Local Woman Missing
Page 21
“I wouldn’t do that to you, Meredith,” she says. “I’m not that kind of friend.” It’s a slap in the face. She isn’t the kind of person who would hurt a friend. But I am.
I rise from the chair. I show myself to the door. She follows. At the door, I turn to face her. “I’m so sorry that we didn’t tell you,” I say in a last-ditch effort to apologize. “Marty and I thought it was for the best.”
“Marty and I, Marty and I,” she parrots, her anger tangible. She’s red in the face, her poise and aplomb gone. She believes that Marty is cheating on her with me. That if or when he sneaks out of his house late at night to rendezvous with some woman, that woman is me. It’s not, of course. My marriage means everything to me. Josh means everything to me. I would never do something like that to him, or to Cassandra for that matter. I’m not that kind of woman.
There’s nothing that I can say to make her believe me. It’s best that I just leave.
As I step through the door frame, Cassandra barks out, “I hope you rot in hell, Meredith. I hope you both rot in hell.”
I can’t help but notice how her word choice is a carbon copy of the threatening texts I’ve been receiving. The language of the texts returns to me. I know what you did. I hope you die. You’ll never get away with it, bitch. I hope you rot in hell, Meredith.
Cassandra has been the one sending me these texts.
I wheel around to face her. “It was you,” I say, more shocked than anything. There’s a tremor in my voice. “You’re the one who’s been sending me those awful texts. You’re the one who’s been trying to scare the shit out of me.”
“Did it work?” she asks, satisfied in herself because she can see that it has.
“Were you following me?” I ask, aghast, thinking of the time a text arrived just as I was leaving the hospital, as if the sender knew I was on my way home and alone.
“If I was,” she asks, “would it be anywhere as awful as what you’ve done? As what you’re still doing?”
I consider the threatening, hateful wording of the texts. Was she hyperbolizing only or does she want me dead? Do I have a reason to be scared for my safety, for my life?
“I’ve done nothing,” I say, trying to justify again how Marty and I withheld the information about our past for her sake. For Josh’s. We didn’t do it to hurt anyone. But I barely get the words out before the door slams closed, a dead bolt slipping into place on the other side.
* * *
I won’t let Delilah play with Piper. Delilah begs, “Please, Mommy, please.” She wants to know why.

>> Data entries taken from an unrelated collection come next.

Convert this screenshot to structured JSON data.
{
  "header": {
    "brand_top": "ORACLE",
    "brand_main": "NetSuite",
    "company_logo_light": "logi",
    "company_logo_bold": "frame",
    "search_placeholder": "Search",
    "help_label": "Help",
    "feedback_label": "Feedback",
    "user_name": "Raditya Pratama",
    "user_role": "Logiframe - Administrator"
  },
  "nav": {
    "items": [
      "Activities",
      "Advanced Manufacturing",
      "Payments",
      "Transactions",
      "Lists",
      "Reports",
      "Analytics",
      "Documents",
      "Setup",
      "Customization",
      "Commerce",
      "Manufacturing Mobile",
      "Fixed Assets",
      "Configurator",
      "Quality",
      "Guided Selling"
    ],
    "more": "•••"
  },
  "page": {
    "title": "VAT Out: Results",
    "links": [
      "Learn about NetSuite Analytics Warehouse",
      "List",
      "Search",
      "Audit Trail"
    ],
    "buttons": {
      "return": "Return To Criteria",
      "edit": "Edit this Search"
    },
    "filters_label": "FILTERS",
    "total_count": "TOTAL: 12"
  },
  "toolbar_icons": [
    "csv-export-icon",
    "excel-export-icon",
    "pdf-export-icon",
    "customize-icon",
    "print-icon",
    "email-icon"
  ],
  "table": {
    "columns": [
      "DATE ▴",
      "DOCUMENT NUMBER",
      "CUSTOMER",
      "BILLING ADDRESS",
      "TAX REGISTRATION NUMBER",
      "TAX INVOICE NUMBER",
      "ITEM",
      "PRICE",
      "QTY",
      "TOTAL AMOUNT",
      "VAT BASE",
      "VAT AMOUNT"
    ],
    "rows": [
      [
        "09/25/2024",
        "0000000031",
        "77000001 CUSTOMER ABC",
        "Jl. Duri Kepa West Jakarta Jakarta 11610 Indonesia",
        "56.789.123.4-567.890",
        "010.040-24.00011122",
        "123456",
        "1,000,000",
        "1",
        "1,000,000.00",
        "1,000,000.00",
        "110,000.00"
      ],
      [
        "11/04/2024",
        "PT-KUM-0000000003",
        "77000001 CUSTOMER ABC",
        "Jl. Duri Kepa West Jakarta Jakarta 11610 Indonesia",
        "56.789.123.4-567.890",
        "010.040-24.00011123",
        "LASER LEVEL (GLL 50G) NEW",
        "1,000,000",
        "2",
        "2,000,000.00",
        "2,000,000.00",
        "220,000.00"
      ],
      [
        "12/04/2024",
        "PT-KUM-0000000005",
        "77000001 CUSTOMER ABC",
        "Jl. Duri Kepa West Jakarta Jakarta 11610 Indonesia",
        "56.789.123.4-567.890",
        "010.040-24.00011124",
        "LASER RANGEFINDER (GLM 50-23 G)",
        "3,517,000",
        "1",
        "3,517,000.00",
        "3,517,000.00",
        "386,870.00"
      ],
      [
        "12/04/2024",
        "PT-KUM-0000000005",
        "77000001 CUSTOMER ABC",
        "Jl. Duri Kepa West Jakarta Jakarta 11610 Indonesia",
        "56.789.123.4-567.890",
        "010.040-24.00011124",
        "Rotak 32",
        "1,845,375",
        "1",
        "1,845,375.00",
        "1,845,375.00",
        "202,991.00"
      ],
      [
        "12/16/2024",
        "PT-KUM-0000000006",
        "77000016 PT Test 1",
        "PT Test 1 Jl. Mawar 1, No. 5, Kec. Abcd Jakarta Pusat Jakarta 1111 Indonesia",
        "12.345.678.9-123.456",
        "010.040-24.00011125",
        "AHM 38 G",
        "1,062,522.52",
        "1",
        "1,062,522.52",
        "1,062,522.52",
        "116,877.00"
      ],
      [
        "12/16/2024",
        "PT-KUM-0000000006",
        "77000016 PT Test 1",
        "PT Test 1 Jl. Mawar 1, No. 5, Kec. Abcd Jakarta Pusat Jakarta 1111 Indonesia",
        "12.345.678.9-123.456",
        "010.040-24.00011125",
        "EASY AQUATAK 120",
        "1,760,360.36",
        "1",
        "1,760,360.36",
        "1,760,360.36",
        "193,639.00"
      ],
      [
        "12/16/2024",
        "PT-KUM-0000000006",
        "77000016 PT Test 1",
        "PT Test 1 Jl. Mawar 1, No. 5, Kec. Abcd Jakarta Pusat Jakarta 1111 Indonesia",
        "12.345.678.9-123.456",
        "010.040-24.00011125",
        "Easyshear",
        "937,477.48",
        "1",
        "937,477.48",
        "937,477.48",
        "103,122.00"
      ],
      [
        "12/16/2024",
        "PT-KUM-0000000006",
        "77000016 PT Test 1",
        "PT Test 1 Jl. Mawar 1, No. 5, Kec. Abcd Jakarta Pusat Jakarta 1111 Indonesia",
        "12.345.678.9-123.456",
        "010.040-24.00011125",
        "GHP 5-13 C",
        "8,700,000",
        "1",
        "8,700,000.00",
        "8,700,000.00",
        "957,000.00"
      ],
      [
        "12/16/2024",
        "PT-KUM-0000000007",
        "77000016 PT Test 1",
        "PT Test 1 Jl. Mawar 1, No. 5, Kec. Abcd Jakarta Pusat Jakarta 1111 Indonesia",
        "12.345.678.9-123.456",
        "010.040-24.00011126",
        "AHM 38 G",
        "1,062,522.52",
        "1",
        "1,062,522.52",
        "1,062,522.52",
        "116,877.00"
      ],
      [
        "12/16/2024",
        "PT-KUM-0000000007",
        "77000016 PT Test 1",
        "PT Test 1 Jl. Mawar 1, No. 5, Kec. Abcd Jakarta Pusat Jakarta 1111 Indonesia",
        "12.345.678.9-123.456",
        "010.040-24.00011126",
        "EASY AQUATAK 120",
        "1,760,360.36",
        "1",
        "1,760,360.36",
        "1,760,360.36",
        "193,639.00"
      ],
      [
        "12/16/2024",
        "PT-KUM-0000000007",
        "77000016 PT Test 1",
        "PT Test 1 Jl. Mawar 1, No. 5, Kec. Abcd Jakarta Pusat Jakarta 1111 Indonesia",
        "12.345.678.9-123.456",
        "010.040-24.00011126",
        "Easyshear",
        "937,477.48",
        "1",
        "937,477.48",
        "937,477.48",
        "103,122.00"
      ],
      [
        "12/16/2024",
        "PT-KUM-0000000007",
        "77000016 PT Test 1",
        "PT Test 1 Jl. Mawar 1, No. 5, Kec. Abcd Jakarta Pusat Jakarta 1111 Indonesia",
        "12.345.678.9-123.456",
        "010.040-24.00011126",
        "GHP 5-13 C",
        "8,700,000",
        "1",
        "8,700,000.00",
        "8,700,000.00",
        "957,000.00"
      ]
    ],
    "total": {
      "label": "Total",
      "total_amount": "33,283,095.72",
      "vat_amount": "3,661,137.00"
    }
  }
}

When I tire of making excuses, I snap at her, “Because Mommy said so,” feeling guilty for losing my patience with Delilah. It’s not her fault. It’s mine. I can’t go outside and face Cassandra, but I also can’t trust her to watch my child.
The next day they have Lily Morris over to play. Cassandra must purposefully send the girls into the front yard to rub it in Delilah’s face. She sits in the front window and cries, heartbroken that she hasn’t been invited, not that I would have allowed her to go even if she was. Piper and Lily dance around the front yard, laughing, holding hands. I’m appalled that Cassandra would stoop so low as to hurt my child in an effort to get back at me.
In the coming days, Leo continues to cry every time I leave him with Charlotte. He clings to me and begs, “No, Mommy. No.” I feel awful making him go. I think about calling in sick to work, staying home with Leo. But doing so would only be a disservice to him, because the days he has to go would then be ten times worse.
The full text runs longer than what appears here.